The LNG Process
There is a five-step ‘process’ to get natural gas into the UK Natural Gas Transmission System and into homes and businesses in the UK from gas fields in remote locations.
1. Exploration and Production
Natural gas is pumped to the surface through techniques commonly used world-wide whether in the North Sea or overseas.
2. Liquefaction process
This activity takes place in the producing country when all impurities are removed from the gas, which in the industry is known as ‘sweetening’, prior to cooling. Cooling of natural gas to -160ºC allows it to be transported economically by reducing the volume by 600:1. This process is called liquefaction and produces a stable liquid ready for shipping.
3. LNG (liquefied natural gas) transportation
LNG is transported in special double-hulled ships built using two different technologies known as Moss Rosenberg (spheres) and membrane (using material with an expansion coefficient of practically nil).
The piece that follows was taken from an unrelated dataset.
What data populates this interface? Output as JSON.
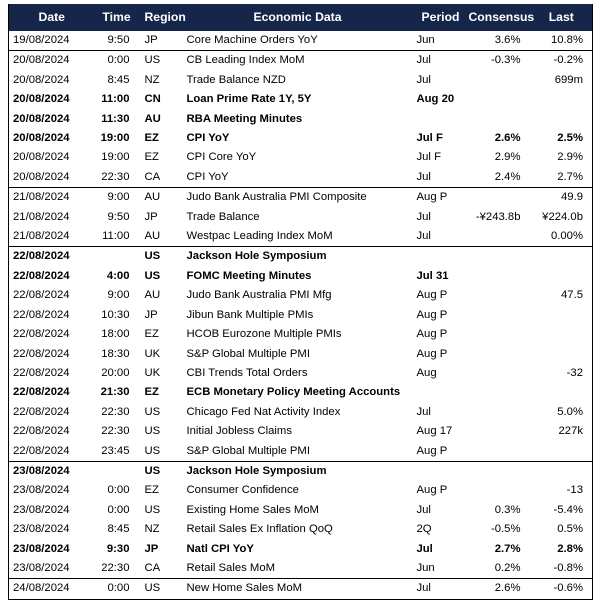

The LNG is off-loaded as a liquid and pumped from the jetty to storage tanks at the terminal. The LNG remains at -160ºC for the duration of the process. Off-loading takes approximately 24 hours and is managed using tried and tested procedures common to all international facilities.
4. Storing LNG (liquefied natural gas)
LNG is stored in full containment design storage tanks. In a full containment system two tanks are employed, an inner tank which contains the stored liquid, and an outer tank which provides security in the event of any loss of containment or leak from the inner tank. The inner shell is made of a special nickel alloy, designed to resist the low temperature. The outer shell is of pre-stressed concrete with a reinforced concrete base slab and roof. Sophisticated automatic protection systems are employed to monitor the tank levels, pressures, temperatures and any potential leakage from the inner tank. The tanks are well insulated to keep the natural gas at -160°C (in its liquid form).
5. Re-gasification process
This is the operational work of the terminals in the receiving country. Re-gasification is simpler than liquification, it is purely physical and not chemical. The LNG is pumped out of the tanks and warmed so that it returns to its natural gaseous state. The natural gas is then pumped in to the UK’s natural gas transmission system, owned and operated by National Grid (formerly Transco), as required.